The glorifying of the enumeration of His attributes.
54. Now of the rest of the Powers each is believed to be in a circumscribed place. The angel who stood by Cornelius was not at one and the same moment with Philip; nor yet did the angel who spoke with Zacharias from the altar at the same time occupy his own pose in heaven. But the Spirit is believed to have been operating at the saint time in Habakkuk and in Daniel at Babylon, and to have been at the prison with Jeremiah, and with Ezekiel at the Chebar. For the Spirit of the Lord filleth the world, and "whither shall I go from thy spirit? or whither shall I flee from thy presence?" And, in the words of the Prophet, "For I am with you, saith the Lord ... and my spirit remaineth among you." But what nature is it becoming to assign to Him who is omnipresent, and exists together with God? The nature which is all-embracing, or one which is confined to particular places, like that which our argument shews the nature of angels to be? No one would so say.

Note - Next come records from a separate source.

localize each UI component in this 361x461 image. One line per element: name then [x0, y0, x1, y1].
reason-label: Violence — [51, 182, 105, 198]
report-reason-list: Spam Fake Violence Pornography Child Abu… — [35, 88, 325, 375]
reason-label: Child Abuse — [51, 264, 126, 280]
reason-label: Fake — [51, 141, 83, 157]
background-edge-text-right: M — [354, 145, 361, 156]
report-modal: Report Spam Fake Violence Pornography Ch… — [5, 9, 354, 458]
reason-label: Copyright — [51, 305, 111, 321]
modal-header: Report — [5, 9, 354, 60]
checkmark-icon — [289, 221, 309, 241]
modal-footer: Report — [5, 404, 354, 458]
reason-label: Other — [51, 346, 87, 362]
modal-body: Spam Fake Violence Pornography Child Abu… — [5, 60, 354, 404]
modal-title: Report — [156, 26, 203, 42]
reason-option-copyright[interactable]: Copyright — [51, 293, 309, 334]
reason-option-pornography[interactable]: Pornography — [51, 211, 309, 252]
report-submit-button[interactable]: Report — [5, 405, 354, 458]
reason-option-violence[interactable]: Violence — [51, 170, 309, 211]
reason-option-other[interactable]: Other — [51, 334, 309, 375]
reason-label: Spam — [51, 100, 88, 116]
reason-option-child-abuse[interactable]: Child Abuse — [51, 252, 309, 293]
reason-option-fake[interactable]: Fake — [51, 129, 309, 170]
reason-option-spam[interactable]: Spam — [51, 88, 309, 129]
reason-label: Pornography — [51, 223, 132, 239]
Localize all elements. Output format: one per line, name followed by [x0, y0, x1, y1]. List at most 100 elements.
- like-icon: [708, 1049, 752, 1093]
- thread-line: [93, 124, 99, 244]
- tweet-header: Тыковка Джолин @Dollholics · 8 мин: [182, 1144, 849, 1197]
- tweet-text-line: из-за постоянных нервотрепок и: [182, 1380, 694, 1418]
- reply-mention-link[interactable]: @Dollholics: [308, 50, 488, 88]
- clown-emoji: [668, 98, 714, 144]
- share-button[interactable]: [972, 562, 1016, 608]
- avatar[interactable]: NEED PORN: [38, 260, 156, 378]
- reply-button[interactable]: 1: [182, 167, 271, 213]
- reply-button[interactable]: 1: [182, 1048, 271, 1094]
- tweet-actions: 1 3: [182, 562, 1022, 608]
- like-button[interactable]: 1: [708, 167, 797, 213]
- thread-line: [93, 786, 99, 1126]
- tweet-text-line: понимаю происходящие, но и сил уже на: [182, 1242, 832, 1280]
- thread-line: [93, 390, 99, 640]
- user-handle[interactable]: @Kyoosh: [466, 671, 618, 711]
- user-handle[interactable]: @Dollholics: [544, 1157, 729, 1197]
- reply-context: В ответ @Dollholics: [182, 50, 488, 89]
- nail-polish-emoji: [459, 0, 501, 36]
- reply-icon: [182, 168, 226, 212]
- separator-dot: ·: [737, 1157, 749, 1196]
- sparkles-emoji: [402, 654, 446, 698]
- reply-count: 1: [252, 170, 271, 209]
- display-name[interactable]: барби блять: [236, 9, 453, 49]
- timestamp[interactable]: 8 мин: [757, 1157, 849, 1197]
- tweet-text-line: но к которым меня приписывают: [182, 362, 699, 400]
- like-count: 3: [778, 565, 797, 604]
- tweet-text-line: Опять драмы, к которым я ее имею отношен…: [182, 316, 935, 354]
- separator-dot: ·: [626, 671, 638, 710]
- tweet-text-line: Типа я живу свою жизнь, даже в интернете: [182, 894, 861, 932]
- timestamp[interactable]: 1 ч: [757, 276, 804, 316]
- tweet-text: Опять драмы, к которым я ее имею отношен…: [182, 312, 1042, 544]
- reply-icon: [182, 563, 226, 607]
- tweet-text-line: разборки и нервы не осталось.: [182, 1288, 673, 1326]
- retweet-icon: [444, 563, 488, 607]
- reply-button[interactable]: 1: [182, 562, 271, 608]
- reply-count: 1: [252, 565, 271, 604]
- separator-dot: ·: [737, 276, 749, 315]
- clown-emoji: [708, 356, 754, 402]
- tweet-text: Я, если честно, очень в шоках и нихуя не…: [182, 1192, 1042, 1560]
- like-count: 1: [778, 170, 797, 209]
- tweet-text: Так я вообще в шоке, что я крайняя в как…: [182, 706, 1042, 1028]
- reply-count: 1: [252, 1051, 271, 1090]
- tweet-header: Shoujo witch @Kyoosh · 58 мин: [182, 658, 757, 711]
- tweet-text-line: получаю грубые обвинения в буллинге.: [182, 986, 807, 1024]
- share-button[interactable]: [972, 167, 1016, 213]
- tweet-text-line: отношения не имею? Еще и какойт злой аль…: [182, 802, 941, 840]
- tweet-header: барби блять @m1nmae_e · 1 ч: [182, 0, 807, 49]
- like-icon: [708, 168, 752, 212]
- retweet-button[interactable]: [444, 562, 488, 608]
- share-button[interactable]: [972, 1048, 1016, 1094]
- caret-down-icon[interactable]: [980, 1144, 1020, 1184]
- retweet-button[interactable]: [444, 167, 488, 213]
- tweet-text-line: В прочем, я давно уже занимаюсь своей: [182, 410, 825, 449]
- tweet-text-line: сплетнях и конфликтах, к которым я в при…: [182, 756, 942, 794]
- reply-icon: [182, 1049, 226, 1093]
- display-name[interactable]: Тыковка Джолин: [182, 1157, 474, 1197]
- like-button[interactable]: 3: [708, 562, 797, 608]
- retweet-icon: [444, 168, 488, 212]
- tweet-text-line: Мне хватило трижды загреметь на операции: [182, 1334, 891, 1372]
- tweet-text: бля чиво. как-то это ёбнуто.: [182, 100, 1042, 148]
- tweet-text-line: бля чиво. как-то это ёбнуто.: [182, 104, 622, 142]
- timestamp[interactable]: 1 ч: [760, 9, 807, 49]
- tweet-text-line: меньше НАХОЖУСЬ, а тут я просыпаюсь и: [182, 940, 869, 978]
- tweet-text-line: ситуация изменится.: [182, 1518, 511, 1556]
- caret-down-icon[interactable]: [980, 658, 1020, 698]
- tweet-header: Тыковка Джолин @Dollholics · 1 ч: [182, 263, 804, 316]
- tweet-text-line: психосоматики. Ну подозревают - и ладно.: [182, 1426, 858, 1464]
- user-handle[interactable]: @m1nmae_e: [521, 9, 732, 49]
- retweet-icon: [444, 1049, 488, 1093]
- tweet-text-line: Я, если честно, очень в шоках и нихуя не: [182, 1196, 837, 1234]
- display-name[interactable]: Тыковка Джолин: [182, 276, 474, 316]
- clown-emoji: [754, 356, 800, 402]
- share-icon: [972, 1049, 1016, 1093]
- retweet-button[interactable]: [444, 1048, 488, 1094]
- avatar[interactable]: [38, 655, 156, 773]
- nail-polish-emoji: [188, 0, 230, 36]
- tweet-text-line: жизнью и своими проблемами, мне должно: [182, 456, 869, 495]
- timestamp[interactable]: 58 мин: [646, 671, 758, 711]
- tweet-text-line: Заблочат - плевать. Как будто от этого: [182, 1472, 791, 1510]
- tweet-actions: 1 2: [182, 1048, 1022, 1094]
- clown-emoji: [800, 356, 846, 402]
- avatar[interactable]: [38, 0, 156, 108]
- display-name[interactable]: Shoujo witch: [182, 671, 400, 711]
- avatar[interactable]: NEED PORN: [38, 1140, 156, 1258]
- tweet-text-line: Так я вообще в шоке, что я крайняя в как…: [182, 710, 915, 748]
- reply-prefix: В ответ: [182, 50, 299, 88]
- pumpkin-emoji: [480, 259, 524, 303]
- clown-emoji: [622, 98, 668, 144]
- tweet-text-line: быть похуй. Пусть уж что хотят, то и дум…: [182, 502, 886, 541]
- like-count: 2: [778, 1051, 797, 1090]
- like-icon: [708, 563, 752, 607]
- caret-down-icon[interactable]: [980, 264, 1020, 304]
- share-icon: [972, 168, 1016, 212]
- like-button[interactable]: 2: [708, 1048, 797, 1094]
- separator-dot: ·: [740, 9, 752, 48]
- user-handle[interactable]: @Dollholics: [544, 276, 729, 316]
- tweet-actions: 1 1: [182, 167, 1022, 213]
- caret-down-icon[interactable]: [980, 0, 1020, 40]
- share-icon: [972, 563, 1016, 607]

Shall we not then highly exalt Him who is in His nature divine, in His greatness infinite, in His operations powerful, in the blessings He confers, good? Shall we not give Him glory? And I understand glory to mean nothing else than the enumeration of the wonders which are His own. It follows then that either we are forbidden by our antagonists even to mention the good things which flow to us from Him. or on the other hand that the mere recapitulation of His attributes is the fullest possible attribution of glory. For not even in the case of the God and Father of our Lord Jesus Christ and of the Only begotten Son, are we capable of giving Them glory otherwise than by recounting, to the extent of our powers, all the wonders that belong to Them.